"The Supreme Court has ruled and I have responsibility to follow the law," she said at a press conference Friday outside the Orange County courthouse. "My personal opinion, the facts of the case, none of that changes, however, that is personal, and that is factual and research-based. When the Supreme Court believes and they interpret the law in a way that may be different from how I interpret it, it is absolutely up to me to abide by that regardless of how I interpret the research and the data."
The Florida Supreme Court ruled 5-2 against Ayala's petition to stop Gov. Rick Scott from removing her from death penalty cases after she announced in March that she wouldn't pursue the death penalty in first-degree murder cases in her circuit because, among other things, it's not a proven deterrent to crime, lacks a public safety benefit and is legally questionable under Florida's death sentencing scheme.

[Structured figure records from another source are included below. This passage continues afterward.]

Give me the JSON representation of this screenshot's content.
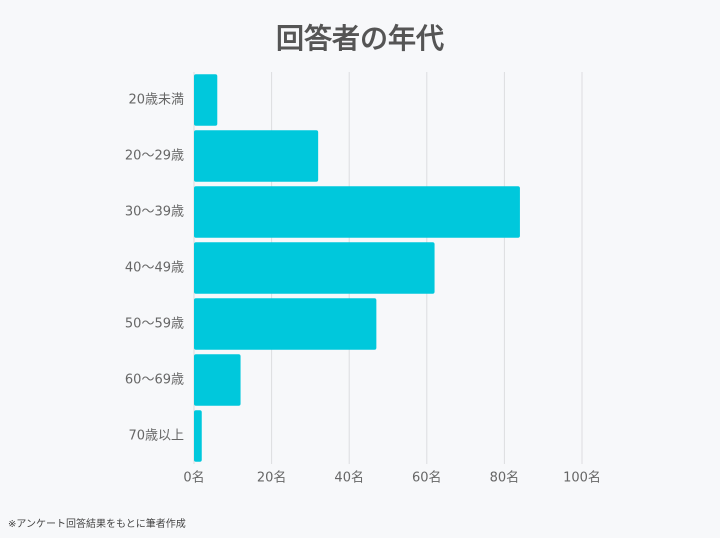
{
  "chart_data": {
    "type": "hbar",
    "title": "回答者の年代",
    "categories": [
      "20歳未満",
      "20〜29歳",
      "30〜39歳",
      "40〜49歳",
      "50〜59歳",
      "60〜69歳",
      "70歳以上"
    ],
    "values": [
      6,
      32,
      84,
      62,
      47,
      12,
      2
    ],
    "color": "#00c8dc",
    "xlim": [
      0,
      100
    ],
    "xticks": [
      {
        "value": 0,
        "label": "0名"
      },
      {
        "value": 20,
        "label": "20名"
      },
      {
        "value": 40,
        "label": "40名"
      },
      {
        "value": 60,
        "label": "60名"
      },
      {
        "value": 80,
        "label": "80名"
      },
      {
        "value": 100,
        "label": "100名"
      }
    ],
    "grid": true,
    "note": "※アンケート回答結果をもとに筆者作成"
  }
}
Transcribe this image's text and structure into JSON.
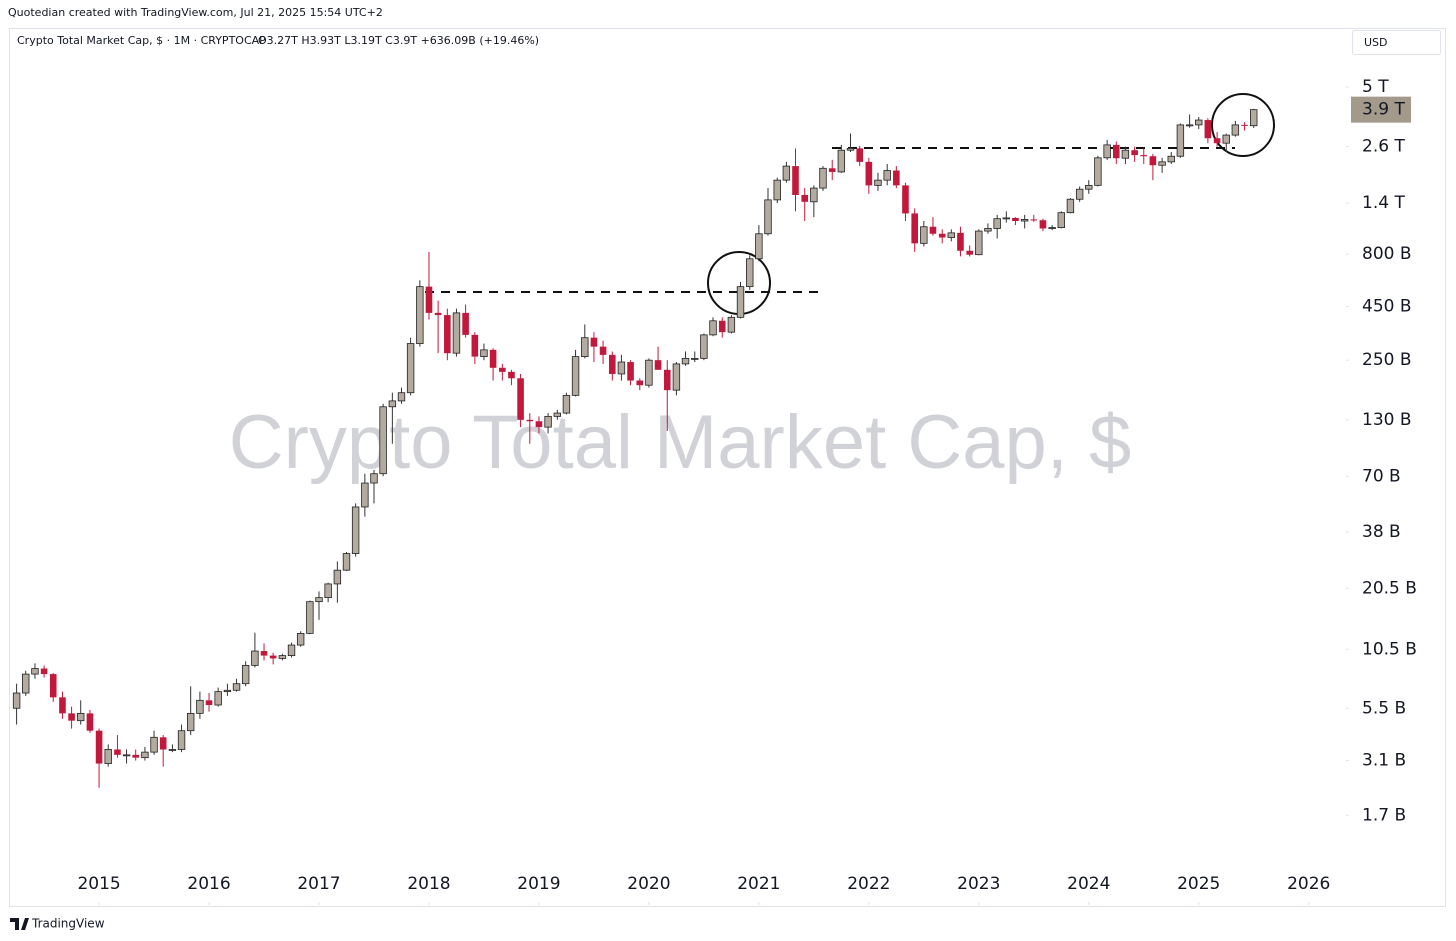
{
  "header": {
    "credit": "Quotedian created with TradingView.com, Jul 21, 2025 15:54 UTC+2",
    "brand": "TradingView"
  },
  "chart_data": {
    "type": "candlestick",
    "title": "Crypto Total Market Cap, $",
    "symbol_line": "Crypto Total Market Cap, $ · 1M · CRYPTOCAP",
    "ohlc_legend": "O3.27T H3.93T L3.19T C3.9T +636.09B (+19.46%)",
    "currency": "USD",
    "up_color": "#b3ab9f",
    "down_color": "#c2183c",
    "log_scale": true,
    "xlim": [
      2014.19,
      2026.33
    ],
    "xticks": [
      2015,
      2016,
      2017,
      2018,
      2019,
      2020,
      2021,
      2022,
      2023,
      2024,
      2025,
      2026
    ],
    "ylim": [
      636000000.0,
      9340000000000.0
    ],
    "yticks": [
      {
        "value": 5000000000000.0,
        "label": "5 T"
      },
      {
        "value": 2600000000000.0,
        "label": "2.6 T"
      },
      {
        "value": 1400000000000.0,
        "label": "1.4 T"
      },
      {
        "value": 800000000000.0,
        "label": "800 B"
      },
      {
        "value": 450000000000.0,
        "label": "450 B"
      },
      {
        "value": 250000000000.0,
        "label": "250 B"
      },
      {
        "value": 130000000000.0,
        "label": "130 B"
      },
      {
        "value": 70000000000.0,
        "label": "70 B"
      },
      {
        "value": 38000000000.0,
        "label": "38 B"
      },
      {
        "value": 20500000000.0,
        "label": "20.5 B"
      },
      {
        "value": 10500000000.0,
        "label": "10.5 B"
      },
      {
        "value": 5500000000.0,
        "label": "5.5 B"
      },
      {
        "value": 3100000000.0,
        "label": "3.1 B"
      },
      {
        "value": 1700000000.0,
        "label": "1.7 B"
      }
    ],
    "last_price_label": {
      "value": 3900000000000.0,
      "label": "3.9 T"
    },
    "last_label_color": "#a39a8c",
    "x": [
      2014.25,
      2014.333,
      2014.417,
      2014.5,
      2014.583,
      2014.667,
      2014.75,
      2014.833,
      2014.917,
      2015,
      2015.083,
      2015.167,
      2015.25,
      2015.333,
      2015.417,
      2015.5,
      2015.583,
      2015.667,
      2015.75,
      2015.833,
      2015.917,
      2016,
      2016.083,
      2016.167,
      2016.25,
      2016.333,
      2016.417,
      2016.5,
      2016.583,
      2016.667,
      2016.75,
      2016.833,
      2016.917,
      2017,
      2017.083,
      2017.167,
      2017.25,
      2017.333,
      2017.417,
      2017.5,
      2017.583,
      2017.667,
      2017.75,
      2017.833,
      2017.917,
      2018,
      2018.083,
      2018.167,
      2018.25,
      2018.333,
      2018.417,
      2018.5,
      2018.583,
      2018.667,
      2018.75,
      2018.833,
      2018.917,
      2019,
      2019.083,
      2019.167,
      2019.25,
      2019.333,
      2019.417,
      2019.5,
      2019.583,
      2019.667,
      2019.75,
      2019.833,
      2019.917,
      2020,
      2020.083,
      2020.167,
      2020.25,
      2020.333,
      2020.417,
      2020.5,
      2020.583,
      2020.667,
      2020.75,
      2020.833,
      2020.917,
      2021,
      2021.083,
      2021.167,
      2021.25,
      2021.333,
      2021.417,
      2021.5,
      2021.583,
      2021.667,
      2021.75,
      2021.833,
      2021.917,
      2022,
      2022.083,
      2022.167,
      2022.25,
      2022.333,
      2022.417,
      2022.5,
      2022.583,
      2022.667,
      2022.75,
      2022.833,
      2022.917,
      2023,
      2023.083,
      2023.167,
      2023.25,
      2023.333,
      2023.417,
      2023.5,
      2023.583,
      2023.667,
      2023.75,
      2023.833,
      2023.917,
      2024,
      2024.083,
      2024.167,
      2024.25,
      2024.333,
      2024.417,
      2024.5,
      2024.583,
      2024.667,
      2024.75,
      2024.833,
      2024.917,
      2025,
      2025.083,
      2025.167,
      2025.25,
      2025.333,
      2025.417,
      2025.5
    ],
    "open": [
      5500000000.0,
      6500000000.0,
      8000000000.0,
      8500000000.0,
      8000000000.0,
      6200000000.0,
      5200000000.0,
      4800000000.0,
      5200000000.0,
      4300000000.0,
      3000000000.0,
      3500000000.0,
      3300000000.0,
      3300000000.0,
      3200000000.0,
      3400000000.0,
      4000000000.0,
      3500000000.0,
      3500000000.0,
      4300000000.0,
      5200000000.0,
      6000000000.0,
      5700000000.0,
      6600000000.0,
      6700000000.0,
      7200000000.0,
      8800000000.0,
      10300000000.0,
      9800000000.0,
      9500000000.0,
      9800000000.0,
      11000000000.0,
      12500000000.0,
      17700000000.0,
      18500000000.0,
      21500000000.0,
      25000000000.0,
      30000000000.0,
      50000000000.0,
      65000000000.0,
      72000000000.0,
      150000000000.0,
      160000000000.0,
      175000000000.0,
      300000000000.0,
      560000000000.0,
      420000000000.0,
      410000000000.0,
      270000000000.0,
      420000000000.0,
      330000000000.0,
      260000000000.0,
      280000000000.0,
      230000000000.0,
      220000000000.0,
      205000000000.0,
      130000000000.0,
      128000000000.0,
      120000000000.0,
      135000000000.0,
      140000000000.0,
      170000000000.0,
      260000000000.0,
      320000000000.0,
      290000000000.0,
      265000000000.0,
      215000000000.0,
      245000000000.0,
      200000000000.0,
      190000000000.0,
      250000000000.0,
      225000000000.0,
      180000000000.0,
      240000000000.0,
      255000000000.0,
      255000000000.0,
      330000000000.0,
      385000000000.0,
      340000000000.0,
      400000000000.0,
      560000000000.0,
      760000000000.0,
      1000000000000.0,
      1450000000000.0,
      1800000000000.0,
      2100000000000.0,
      1530000000000.0,
      1420000000000.0,
      1650000000000.0,
      2050000000000.0,
      1970000000000.0,
      2500000000000.0,
      2550000000000.0,
      2200000000000.0,
      1700000000000.0,
      1800000000000.0,
      2000000000000.0,
      1700000000000.0,
      1250000000000.0,
      900000000000.0,
      1080000000000.0,
      1000000000000.0,
      960000000000.0,
      1010000000000.0,
      830000000000.0,
      795000000000.0,
      1030000000000.0,
      1060000000000.0,
      1180000000000.0,
      1190000000000.0,
      1150000000000.0,
      1170000000000.0,
      1160000000000.0,
      1060000000000.0,
      1070000000000.0,
      1260000000000.0,
      1460000000000.0,
      1630000000000.0,
      1700000000000.0,
      2300000000000.0,
      2650000000000.0,
      2290000000000.0,
      2500000000000.0,
      2370000000000.0,
      2340000000000.0,
      2120000000000.0,
      2200000000000.0,
      2340000000000.0,
      3300000000000.0,
      3300000000000.0,
      3480000000000.0,
      2850000000000.0,
      2700000000000.0,
      2950000000000.0,
      3300000000000.0,
      3270000000000.0
    ],
    "high": [
      7200000000.0,
      8300000000.0,
      9000000000.0,
      8800000000.0,
      8100000000.0,
      6600000000.0,
      5600000000.0,
      6000000000.0,
      5400000000.0,
      4400000000.0,
      3700000000.0,
      4100000000.0,
      3500000000.0,
      3500000000.0,
      3600000000.0,
      4300000000.0,
      4100000000.0,
      3700000000.0,
      4600000000.0,
      7000000000.0,
      6600000000.0,
      6500000000.0,
      6900000000.0,
      7200000000.0,
      7600000000.0,
      9200000000.0,
      12600000000.0,
      11200000000.0,
      10100000000.0,
      10000000000.0,
      11300000000.0,
      12800000000.0,
      17900000000.0,
      19800000000.0,
      21800000000.0,
      27500000000.0,
      30500000000.0,
      52000000000.0,
      72000000000.0,
      75000000000.0,
      155000000000.0,
      175000000000.0,
      185000000000.0,
      320000000000.0,
      600000000000.0,
      820000000000.0,
      480000000000.0,
      440000000000.0,
      440000000000.0,
      460000000000.0,
      340000000000.0,
      300000000000.0,
      285000000000.0,
      240000000000.0,
      225000000000.0,
      215000000000.0,
      140000000000.0,
      135000000000.0,
      140000000000.0,
      145000000000.0,
      175000000000.0,
      280000000000.0,
      370000000000.0,
      340000000000.0,
      310000000000.0,
      275000000000.0,
      265000000000.0,
      250000000000.0,
      205000000000.0,
      255000000000.0,
      290000000000.0,
      250000000000.0,
      245000000000.0,
      275000000000.0,
      275000000000.0,
      335000000000.0,
      400000000000.0,
      400000000000.0,
      410000000000.0,
      590000000000.0,
      790000000000.0,
      1100000000000.0,
      1650000000000.0,
      1850000000000.0,
      2200000000000.0,
      2550000000000.0,
      1650000000000.0,
      1700000000000.0,
      2100000000000.0,
      2250000000000.0,
      2650000000000.0,
      3000000000000.0,
      2620000000000.0,
      2300000000000.0,
      1950000000000.0,
      2150000000000.0,
      2100000000000.0,
      1750000000000.0,
      1320000000000.0,
      1150000000000.0,
      1200000000000.0,
      1050000000000.0,
      1050000000000.0,
      1080000000000.0,
      880000000000.0,
      1050000000000.0,
      1120000000000.0,
      1230000000000.0,
      1280000000000.0,
      1200000000000.0,
      1230000000000.0,
      1230000000000.0,
      1180000000000.0,
      1100000000000.0,
      1280000000000.0,
      1480000000000.0,
      1680000000000.0,
      1800000000000.0,
      2350000000000.0,
      2800000000000.0,
      2750000000000.0,
      2600000000000.0,
      2600000000000.0,
      2550000000000.0,
      2400000000000.0,
      2300000000000.0,
      2450000000000.0,
      3350000000000.0,
      3700000000000.0,
      3600000000000.0,
      3550000000000.0,
      3050000000000.0,
      3000000000000.0,
      3450000000000.0,
      3400000000000.0,
      3930000000000.0
    ],
    "low": [
      4600000000.0,
      6300000000.0,
      7600000000.0,
      7700000000.0,
      5900000000.0,
      4900000000.0,
      4400000000.0,
      4600000000.0,
      4200000000.0,
      2300000000.0,
      2900000000.0,
      3200000000.0,
      3000000000.0,
      3100000000.0,
      3100000000.0,
      3300000000.0,
      2900000000.0,
      3400000000.0,
      3400000000.0,
      4100000000.0,
      4900000000.0,
      5300000000.0,
      5600000000.0,
      6300000000.0,
      6600000000.0,
      7000000000.0,
      8600000000.0,
      9300000000.0,
      8900000000.0,
      9300000000.0,
      9600000000.0,
      10800000000.0,
      12400000000.0,
      14500000000.0,
      17600000000.0,
      17500000000.0,
      24800000000.0,
      29000000000.0,
      45000000000.0,
      52000000000.0,
      70000000000.0,
      100000000000.0,
      155000000000.0,
      170000000000.0,
      290000000000.0,
      390000000000.0,
      270000000000.0,
      250000000000.0,
      260000000000.0,
      320000000000.0,
      240000000000.0,
      250000000000.0,
      200000000000.0,
      200000000000.0,
      190000000000.0,
      120000000000.0,
      100000000000.0,
      112000000000.0,
      112000000000.0,
      130000000000.0,
      138000000000.0,
      168000000000.0,
      255000000000.0,
      245000000000.0,
      240000000000.0,
      200000000000.0,
      200000000000.0,
      190000000000.0,
      180000000000.0,
      185000000000.0,
      225000000000.0,
      115000000000.0,
      170000000000.0,
      235000000000.0,
      245000000000.0,
      250000000000.0,
      325000000000.0,
      320000000000.0,
      335000000000.0,
      395000000000.0,
      540000000000.0,
      740000000000.0,
      980000000000.0,
      1400000000000.0,
      1750000000000.0,
      1280000000000.0,
      1150000000000.0,
      1200000000000.0,
      1600000000000.0,
      1800000000000.0,
      1950000000000.0,
      2450000000000.0,
      2100000000000.0,
      1550000000000.0,
      1600000000000.0,
      1700000000000.0,
      1650000000000.0,
      1150000000000.0,
      820000000000.0,
      870000000000.0,
      980000000000.0,
      900000000000.0,
      920000000000.0,
      780000000000.0,
      780000000000.0,
      790000000000.0,
      1000000000000.0,
      950000000000.0,
      1130000000000.0,
      1100000000000.0,
      1060000000000.0,
      1140000000000.0,
      1030000000000.0,
      1040000000000.0,
      1060000000000.0,
      1250000000000.0,
      1420000000000.0,
      1550000000000.0,
      1680000000000.0,
      2250000000000.0,
      2150000000000.0,
      2150000000000.0,
      2200000000000.0,
      2150000000000.0,
      1800000000000.0,
      1950000000000.0,
      2150000000000.0,
      2300000000000.0,
      3200000000000.0,
      3150000000000.0,
      2700000000000.0,
      2600000000000.0,
      2450000000000.0,
      2900000000000.0,
      3100000000000.0,
      3190000000000.0
    ],
    "close": [
      6500000000.0,
      8000000000.0,
      8500000000.0,
      8000000000.0,
      6200000000.0,
      5200000000.0,
      4800000000.0,
      5200000000.0,
      4300000000.0,
      3000000000.0,
      3500000000.0,
      3300000000.0,
      3300000000.0,
      3200000000.0,
      3400000000.0,
      4000000000.0,
      3500000000.0,
      3500000000.0,
      4300000000.0,
      5200000000.0,
      6000000000.0,
      5700000000.0,
      6600000000.0,
      6700000000.0,
      7200000000.0,
      8800000000.0,
      10300000000.0,
      9800000000.0,
      9500000000.0,
      9800000000.0,
      11000000000.0,
      12500000000.0,
      17700000000.0,
      18500000000.0,
      21500000000.0,
      25000000000.0,
      30000000000.0,
      50000000000.0,
      65000000000.0,
      72000000000.0,
      150000000000.0,
      160000000000.0,
      175000000000.0,
      300000000000.0,
      560000000000.0,
      420000000000.0,
      410000000000.0,
      270000000000.0,
      420000000000.0,
      330000000000.0,
      260000000000.0,
      280000000000.0,
      230000000000.0,
      220000000000.0,
      205000000000.0,
      130000000000.0,
      128000000000.0,
      120000000000.0,
      135000000000.0,
      140000000000.0,
      170000000000.0,
      260000000000.0,
      320000000000.0,
      290000000000.0,
      265000000000.0,
      215000000000.0,
      245000000000.0,
      200000000000.0,
      190000000000.0,
      250000000000.0,
      225000000000.0,
      180000000000.0,
      240000000000.0,
      255000000000.0,
      255000000000.0,
      330000000000.0,
      385000000000.0,
      340000000000.0,
      400000000000.0,
      560000000000.0,
      760000000000.0,
      1000000000000.0,
      1450000000000.0,
      1800000000000.0,
      2100000000000.0,
      1530000000000.0,
      1420000000000.0,
      1650000000000.0,
      2050000000000.0,
      1970000000000.0,
      2500000000000.0,
      2550000000000.0,
      2200000000000.0,
      1700000000000.0,
      1800000000000.0,
      2000000000000.0,
      1700000000000.0,
      1250000000000.0,
      900000000000.0,
      1080000000000.0,
      1000000000000.0,
      960000000000.0,
      1010000000000.0,
      830000000000.0,
      795000000000.0,
      1030000000000.0,
      1060000000000.0,
      1180000000000.0,
      1190000000000.0,
      1150000000000.0,
      1170000000000.0,
      1160000000000.0,
      1060000000000.0,
      1070000000000.0,
      1260000000000.0,
      1460000000000.0,
      1630000000000.0,
      1700000000000.0,
      2300000000000.0,
      2650000000000.0,
      2290000000000.0,
      2500000000000.0,
      2370000000000.0,
      2340000000000.0,
      2120000000000.0,
      2200000000000.0,
      2340000000000.0,
      3300000000000.0,
      3300000000000.0,
      3480000000000.0,
      2850000000000.0,
      2700000000000.0,
      2950000000000.0,
      3300000000000.0,
      3270000000000.0,
      3900000000000.0
    ]
  }
}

Scott removed 29 cases from her jurisdiction and reassigned them to Ocala-based State Attorney Brad King.
After the court's ruling, Ayala announced the implementation of a seven-member death penalty review panel to examine first-degree murder cases individually and determine whether capital punishment should be sought. Similar to a jury, all seven prosecutors must agree unanimously to pursue the death penalty. Ayala made clear Friday that none of the prosecutors has an opposition to the death penalty.
After Thursday's ruling, a spokesperson for Scott's office said Ayala needed to make it clear that her office would seek the death penalty under Florida law when appropriate.
"I have vested my authority into the review panel and have no intention of usurping the authority which I've granted," she said.
Ayala says she will not request back the 29 cases removed from her office, though she believes with the implementation of the review panel, she could legally do so.
"I don't think it's in the best interest of the families of homicide victims or their cases at this point," she says. "There's a difference between giving up and letting go. At this time, I believe the most compassionate and human response is to allow them to remain with the current prosecutor and not be impacted."
Still, Ayala's concessions did not seem to be enough for some. State Rep. Bob Cortes, R-Longwood, sent a letter to the governor after the court ruling asking for Ayala to be removed from office.
"She has made it clear she does not intend to consider the full range of punishment for perpetrators of the most despicable crimes, and I continue to be concerned about her ability to handle future cases in accordance with our constitution," Cortes says.
Ayala didn't seem to be unnerved by those critics Friday.
"At this point my focus is this community, which I love," she says. "My focus is justice in this administration. That's what I absolutely intend to do and that's what we're going to head to do now."
After losing a months-long battle to prevent capital prosecutions, Orange-Osceola State Attorney Aramis Ayala agreed to pursue the death penalty in future first-degree murder cases when it's unanimously recommended by a review panel of prosecutors.